Ancora più sicurezza quando si trasporta il bebè

Franco Grassi

La leadership di Renault nella sicurezza automobilistica è «certificata» da ben otto modelli attualmente sul mercato che hanno ottenuto il massimo riconoscimento, le «5 stelle», dal consorzio autonomo (non ne fanno parte costruttori automobilistici o di componentistica) EuroNcap, dopo i severi crash-test ai quali questo ente sottopone tutti i modelli di nuova produzione. Fra le tante ricerche portate avanti da Renault in questa decisiva area, due sono focalizzate su temi a volte non abbastanza considerati, quello delle persone che viaggiano sul divano posteriore e quello delle forze che si sviluppano in una collisione tra autoveicoli di diversa massa. In Francia le statistiche ci dicono che il 10% dei morti in incidenti stradali viaggia sui sedili posteriori, percentuale significativa se pensiamo che questi posti non sono sempre occupati. Causa principale è il mancato allacciamento delle cinture da parte di passeggeri che, ingenuamente, si sentono più sicuri rispetto a chi viaggia davanti che, a sua volta, dimentica quale danno possa subire, in caso di urti frontali, dalla massa di un corpo catapultato in avanti contro lo schienale dei sedili anteriori.

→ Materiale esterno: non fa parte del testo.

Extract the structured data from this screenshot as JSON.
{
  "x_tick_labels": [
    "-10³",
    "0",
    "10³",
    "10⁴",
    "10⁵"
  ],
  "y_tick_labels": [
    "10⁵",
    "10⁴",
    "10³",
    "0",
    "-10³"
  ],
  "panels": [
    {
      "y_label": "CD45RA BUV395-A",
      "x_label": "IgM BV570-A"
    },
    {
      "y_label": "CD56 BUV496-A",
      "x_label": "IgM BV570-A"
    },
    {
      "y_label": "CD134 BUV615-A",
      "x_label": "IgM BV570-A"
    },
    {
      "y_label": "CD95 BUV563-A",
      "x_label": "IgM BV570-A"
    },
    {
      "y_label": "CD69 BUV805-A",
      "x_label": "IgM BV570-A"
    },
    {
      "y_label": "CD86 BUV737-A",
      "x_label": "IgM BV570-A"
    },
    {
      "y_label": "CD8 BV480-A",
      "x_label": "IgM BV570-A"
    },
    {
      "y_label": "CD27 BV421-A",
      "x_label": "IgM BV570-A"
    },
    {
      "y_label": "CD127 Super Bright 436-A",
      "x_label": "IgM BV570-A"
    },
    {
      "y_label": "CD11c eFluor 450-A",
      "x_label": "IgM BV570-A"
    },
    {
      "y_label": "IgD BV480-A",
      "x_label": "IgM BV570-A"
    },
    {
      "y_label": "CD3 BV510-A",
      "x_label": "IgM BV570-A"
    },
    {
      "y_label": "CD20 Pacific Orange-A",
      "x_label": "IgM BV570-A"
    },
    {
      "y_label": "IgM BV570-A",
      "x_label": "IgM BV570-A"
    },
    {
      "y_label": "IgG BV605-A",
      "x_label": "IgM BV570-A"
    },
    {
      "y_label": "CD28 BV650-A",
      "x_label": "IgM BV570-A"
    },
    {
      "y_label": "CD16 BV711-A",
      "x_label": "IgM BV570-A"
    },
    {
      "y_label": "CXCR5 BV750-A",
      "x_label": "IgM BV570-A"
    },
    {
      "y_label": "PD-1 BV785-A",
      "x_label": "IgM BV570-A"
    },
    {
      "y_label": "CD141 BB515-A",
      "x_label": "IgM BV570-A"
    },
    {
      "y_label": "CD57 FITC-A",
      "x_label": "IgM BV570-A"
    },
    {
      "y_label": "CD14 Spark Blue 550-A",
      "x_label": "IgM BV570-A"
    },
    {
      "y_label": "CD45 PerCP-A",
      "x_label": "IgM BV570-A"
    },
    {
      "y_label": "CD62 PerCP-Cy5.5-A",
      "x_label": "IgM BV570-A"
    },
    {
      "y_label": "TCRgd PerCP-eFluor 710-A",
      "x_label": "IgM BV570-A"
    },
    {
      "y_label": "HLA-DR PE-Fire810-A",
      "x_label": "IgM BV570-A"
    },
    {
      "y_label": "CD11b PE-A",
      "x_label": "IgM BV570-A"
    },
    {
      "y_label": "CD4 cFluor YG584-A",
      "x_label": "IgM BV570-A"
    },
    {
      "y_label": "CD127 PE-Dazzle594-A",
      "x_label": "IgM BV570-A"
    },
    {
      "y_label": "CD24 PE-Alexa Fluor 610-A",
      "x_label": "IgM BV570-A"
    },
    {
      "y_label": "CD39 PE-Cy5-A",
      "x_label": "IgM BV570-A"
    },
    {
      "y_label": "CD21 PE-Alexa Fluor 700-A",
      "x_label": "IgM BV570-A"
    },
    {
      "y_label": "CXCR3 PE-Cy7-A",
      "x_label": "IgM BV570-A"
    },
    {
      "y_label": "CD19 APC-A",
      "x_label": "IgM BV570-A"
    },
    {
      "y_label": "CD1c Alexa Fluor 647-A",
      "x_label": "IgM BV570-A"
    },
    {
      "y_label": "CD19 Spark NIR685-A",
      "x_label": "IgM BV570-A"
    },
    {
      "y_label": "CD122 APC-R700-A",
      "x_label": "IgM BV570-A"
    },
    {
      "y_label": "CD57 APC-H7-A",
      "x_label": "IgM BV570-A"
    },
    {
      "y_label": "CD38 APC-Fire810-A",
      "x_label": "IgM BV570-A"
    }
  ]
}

Ma si può fare di più, come dimostra Renault, che su Modus e Clio III ha già adottato cinture di sicurezza posteriori che prevengono l’effetto «submarining», lo scivolamento dell’occupante sotto la cintura. Studi specifici sono costantemente condotti per la sicurezza dei bambini, prevalentemente alloggiati sul divano posteriore, sia realizzando seggiolini adeguati alle diverse età, sia migliorando il sistema di trattenuta Isofix al quale ancorarli. Più complesso è il problema dell’enorme differenza di massa tra i veicoli in circolazione, fattore devastante quando si verifica un incidente. Basta infatti considerare che tra una Clio III e una Scénic ci sono ben 220 kg di divario. La strada da percorrere, e seguita tenacemente da Renault, è quella di sviluppare una sempre maggiore protezione per il «più piccolo» con l’utilizzo di acciai e altri materiali ad alta capacità di assorbimento degli urti e la progettazione di zone a deformazione programmata sempre più efficaci.